The commencement of the network led to an increase in several conspiracies, including the exposure of acquiring brain tumours. Unfortunately, several studies conducted on this subject matter released findings from people who detailed their mobile phone use following their diagnosis, thus indicating prejudiced conclusions. 

How study authors conducted their study 

The authors used statistics from a preceding 2001 study conducted by the U.K. Million Women Study. The Women’s study enlisted at least 776,000 female participants born in the country between 1993 and 1950. The enlisted participants participated in an interview where they replied to questions about the amount of their phone use. The study authors then repeated the survey with a portion of the participants in 2011 and then used their NHS data to observe them for another 14 years. 

The current study authors evaluated these findings with their connection to the specific categories of brain cancer; glioma, a type that affects the nervous system, and pituitary gland cancer.
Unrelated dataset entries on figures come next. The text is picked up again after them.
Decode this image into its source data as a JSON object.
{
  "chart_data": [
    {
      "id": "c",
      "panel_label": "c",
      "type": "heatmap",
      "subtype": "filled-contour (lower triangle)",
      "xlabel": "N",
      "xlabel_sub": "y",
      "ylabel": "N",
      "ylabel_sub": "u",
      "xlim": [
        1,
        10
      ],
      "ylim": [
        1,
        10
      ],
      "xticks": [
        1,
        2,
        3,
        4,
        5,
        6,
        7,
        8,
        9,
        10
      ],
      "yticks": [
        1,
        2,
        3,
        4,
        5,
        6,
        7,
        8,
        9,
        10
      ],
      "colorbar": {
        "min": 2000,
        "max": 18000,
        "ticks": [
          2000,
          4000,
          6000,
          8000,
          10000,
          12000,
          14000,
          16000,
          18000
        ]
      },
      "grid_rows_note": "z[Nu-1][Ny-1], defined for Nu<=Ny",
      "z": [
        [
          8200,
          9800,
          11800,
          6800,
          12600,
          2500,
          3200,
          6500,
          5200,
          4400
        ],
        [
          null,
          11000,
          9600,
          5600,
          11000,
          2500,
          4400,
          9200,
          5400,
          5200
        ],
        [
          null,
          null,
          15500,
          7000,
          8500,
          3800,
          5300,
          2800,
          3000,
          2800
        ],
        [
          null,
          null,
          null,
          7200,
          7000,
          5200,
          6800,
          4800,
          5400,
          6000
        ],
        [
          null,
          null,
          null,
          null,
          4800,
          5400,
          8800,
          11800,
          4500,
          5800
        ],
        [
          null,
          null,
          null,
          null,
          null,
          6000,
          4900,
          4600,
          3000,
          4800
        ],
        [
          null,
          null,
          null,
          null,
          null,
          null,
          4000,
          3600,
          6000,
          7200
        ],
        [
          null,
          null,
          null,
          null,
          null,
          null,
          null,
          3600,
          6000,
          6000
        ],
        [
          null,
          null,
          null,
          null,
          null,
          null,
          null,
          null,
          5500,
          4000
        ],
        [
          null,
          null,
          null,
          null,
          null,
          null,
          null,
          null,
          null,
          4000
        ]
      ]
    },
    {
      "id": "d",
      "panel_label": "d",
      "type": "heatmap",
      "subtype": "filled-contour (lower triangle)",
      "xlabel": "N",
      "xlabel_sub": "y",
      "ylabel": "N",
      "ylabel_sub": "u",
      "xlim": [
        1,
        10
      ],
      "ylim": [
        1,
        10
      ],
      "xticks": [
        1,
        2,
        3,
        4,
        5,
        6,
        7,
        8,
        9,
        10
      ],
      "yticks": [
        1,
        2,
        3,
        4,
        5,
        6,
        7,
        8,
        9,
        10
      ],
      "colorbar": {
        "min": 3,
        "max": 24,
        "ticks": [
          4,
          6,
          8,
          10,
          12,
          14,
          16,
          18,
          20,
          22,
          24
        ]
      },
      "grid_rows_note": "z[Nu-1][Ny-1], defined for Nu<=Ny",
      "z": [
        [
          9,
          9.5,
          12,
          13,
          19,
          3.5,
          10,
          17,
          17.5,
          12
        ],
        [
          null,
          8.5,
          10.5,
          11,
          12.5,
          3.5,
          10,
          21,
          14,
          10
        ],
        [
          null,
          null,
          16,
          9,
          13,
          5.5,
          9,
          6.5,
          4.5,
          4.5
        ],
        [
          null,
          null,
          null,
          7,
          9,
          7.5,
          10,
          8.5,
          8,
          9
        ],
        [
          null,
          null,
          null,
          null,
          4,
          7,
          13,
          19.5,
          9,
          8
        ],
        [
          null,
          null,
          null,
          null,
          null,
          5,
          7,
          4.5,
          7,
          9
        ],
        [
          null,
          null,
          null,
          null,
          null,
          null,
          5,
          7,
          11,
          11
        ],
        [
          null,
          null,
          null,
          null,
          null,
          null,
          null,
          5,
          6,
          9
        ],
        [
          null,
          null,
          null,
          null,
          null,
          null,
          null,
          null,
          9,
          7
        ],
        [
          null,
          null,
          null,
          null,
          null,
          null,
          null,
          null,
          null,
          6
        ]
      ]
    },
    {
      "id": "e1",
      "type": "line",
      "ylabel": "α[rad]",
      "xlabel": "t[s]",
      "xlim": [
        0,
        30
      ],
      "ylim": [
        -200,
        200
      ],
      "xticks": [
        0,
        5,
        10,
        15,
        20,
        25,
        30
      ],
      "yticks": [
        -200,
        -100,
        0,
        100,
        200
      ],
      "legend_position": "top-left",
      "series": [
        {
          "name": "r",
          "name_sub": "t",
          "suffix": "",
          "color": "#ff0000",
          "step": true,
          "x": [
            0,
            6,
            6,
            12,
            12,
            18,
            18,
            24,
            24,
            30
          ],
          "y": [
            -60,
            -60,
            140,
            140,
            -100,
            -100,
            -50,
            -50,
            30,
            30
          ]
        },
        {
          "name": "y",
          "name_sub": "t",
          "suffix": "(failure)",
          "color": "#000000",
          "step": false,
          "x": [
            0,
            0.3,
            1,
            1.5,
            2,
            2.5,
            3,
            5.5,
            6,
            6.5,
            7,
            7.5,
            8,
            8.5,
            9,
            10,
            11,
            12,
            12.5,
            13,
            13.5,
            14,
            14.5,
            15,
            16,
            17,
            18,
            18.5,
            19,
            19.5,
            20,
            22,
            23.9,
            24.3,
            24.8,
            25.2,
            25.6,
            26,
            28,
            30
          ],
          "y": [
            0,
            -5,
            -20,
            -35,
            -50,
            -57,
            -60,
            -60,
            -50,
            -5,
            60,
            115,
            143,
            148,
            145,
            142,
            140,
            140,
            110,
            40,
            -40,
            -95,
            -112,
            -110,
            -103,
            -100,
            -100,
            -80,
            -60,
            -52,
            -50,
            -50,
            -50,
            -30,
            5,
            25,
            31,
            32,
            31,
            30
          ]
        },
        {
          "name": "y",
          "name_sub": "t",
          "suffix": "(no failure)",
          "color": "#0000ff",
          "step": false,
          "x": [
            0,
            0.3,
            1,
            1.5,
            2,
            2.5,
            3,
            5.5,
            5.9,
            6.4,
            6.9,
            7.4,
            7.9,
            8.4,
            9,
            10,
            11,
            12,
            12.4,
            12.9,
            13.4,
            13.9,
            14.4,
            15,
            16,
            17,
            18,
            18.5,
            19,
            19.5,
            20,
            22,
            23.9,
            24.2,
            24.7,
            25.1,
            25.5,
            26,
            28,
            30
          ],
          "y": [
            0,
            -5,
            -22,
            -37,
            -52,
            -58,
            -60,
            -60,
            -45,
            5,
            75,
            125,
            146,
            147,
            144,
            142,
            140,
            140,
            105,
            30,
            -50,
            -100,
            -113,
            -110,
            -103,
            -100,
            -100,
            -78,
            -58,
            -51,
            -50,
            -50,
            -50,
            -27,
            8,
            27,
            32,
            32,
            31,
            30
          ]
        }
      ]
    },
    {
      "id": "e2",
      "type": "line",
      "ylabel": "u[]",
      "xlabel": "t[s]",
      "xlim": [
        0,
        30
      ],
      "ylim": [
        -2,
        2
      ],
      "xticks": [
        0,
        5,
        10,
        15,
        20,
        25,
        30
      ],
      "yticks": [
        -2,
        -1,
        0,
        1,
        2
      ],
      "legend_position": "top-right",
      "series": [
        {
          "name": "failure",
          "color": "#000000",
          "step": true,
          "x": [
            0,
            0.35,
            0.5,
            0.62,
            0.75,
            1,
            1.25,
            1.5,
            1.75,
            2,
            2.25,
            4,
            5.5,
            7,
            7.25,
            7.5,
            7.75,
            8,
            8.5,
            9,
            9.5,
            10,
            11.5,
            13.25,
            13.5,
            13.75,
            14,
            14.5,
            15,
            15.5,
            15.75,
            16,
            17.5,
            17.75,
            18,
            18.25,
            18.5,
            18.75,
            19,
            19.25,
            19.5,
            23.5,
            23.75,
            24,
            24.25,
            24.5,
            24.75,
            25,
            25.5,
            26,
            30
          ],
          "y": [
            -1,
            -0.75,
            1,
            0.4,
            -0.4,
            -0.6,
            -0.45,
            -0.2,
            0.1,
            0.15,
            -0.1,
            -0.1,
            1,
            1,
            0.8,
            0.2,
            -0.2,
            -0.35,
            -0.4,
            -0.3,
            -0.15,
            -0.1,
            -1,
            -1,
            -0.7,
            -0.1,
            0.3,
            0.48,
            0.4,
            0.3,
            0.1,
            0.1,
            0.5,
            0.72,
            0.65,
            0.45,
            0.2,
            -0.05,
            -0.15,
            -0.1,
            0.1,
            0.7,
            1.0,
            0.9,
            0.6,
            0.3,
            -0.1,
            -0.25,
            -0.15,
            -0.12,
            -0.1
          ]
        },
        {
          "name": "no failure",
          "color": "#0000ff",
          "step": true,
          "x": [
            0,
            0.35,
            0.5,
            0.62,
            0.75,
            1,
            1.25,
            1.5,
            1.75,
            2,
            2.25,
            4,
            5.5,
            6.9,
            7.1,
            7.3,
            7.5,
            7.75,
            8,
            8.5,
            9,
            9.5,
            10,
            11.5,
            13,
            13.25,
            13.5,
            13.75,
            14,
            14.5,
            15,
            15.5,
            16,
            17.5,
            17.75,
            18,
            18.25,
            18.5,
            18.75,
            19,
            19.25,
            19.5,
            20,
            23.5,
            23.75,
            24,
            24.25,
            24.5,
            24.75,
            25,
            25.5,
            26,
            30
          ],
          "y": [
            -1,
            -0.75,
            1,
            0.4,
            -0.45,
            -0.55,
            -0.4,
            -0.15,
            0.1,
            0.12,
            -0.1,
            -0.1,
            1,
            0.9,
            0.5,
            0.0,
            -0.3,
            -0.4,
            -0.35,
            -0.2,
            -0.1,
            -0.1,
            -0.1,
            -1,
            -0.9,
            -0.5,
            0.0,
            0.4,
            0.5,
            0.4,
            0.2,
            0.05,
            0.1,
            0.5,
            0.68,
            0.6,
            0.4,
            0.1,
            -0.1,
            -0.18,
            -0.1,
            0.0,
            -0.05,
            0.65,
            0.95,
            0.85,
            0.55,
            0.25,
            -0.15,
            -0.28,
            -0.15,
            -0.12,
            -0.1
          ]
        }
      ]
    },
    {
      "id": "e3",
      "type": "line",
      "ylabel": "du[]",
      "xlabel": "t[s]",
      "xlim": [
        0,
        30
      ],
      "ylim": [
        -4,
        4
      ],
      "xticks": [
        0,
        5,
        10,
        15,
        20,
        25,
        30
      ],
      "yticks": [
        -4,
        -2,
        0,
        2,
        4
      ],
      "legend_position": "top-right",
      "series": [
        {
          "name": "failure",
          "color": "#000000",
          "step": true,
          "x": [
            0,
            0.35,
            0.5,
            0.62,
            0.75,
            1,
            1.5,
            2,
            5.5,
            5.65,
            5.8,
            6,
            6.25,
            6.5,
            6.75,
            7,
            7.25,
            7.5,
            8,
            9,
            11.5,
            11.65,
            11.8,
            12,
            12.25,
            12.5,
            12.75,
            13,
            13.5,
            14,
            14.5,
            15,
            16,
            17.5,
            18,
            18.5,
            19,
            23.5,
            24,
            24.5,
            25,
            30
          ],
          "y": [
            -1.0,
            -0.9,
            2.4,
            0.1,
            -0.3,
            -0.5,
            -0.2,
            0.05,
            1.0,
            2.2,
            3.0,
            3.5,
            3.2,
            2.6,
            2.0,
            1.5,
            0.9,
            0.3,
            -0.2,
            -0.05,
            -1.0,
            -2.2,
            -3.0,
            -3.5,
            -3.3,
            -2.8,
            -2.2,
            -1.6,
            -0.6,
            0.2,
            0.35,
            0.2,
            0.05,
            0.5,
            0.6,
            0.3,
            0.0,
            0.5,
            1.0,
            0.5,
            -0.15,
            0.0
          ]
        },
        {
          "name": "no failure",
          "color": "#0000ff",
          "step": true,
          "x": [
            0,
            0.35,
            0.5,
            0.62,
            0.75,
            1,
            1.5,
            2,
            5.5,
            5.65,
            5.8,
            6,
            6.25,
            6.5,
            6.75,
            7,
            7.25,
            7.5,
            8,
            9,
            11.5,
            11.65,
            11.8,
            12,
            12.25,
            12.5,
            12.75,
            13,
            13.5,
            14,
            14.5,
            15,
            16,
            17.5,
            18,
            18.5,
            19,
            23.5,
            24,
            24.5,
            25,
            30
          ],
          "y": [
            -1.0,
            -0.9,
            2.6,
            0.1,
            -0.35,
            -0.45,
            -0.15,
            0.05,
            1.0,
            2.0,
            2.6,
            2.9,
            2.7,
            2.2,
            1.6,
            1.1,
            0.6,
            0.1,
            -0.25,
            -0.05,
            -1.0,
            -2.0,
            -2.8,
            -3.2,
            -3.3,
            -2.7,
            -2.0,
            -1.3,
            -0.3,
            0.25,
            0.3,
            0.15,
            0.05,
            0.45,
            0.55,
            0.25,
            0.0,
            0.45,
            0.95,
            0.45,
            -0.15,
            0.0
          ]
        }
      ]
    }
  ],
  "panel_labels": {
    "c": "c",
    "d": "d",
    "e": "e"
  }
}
The study also evaluated if there was a connection between the use of mobile phones and other malignant cancers, including eye tumours. 

Researchers compared results between people who didn’t use mobile phones

In the study conducted in 2011, most participants who operated a mobile phone were between 60 and 64. During the 14-year observation period, at least 3,268 respondents were diagnosed with a brain tumour. The diagnosed tumours affected various brain regions, including the temporal and parietal lobes. The findings differed in participants who had never operated a mobile phone or operated it on a moderate level. The occurrence of the side of the tumours was similar in the majority of the respondents, although users favour their left side more than the right.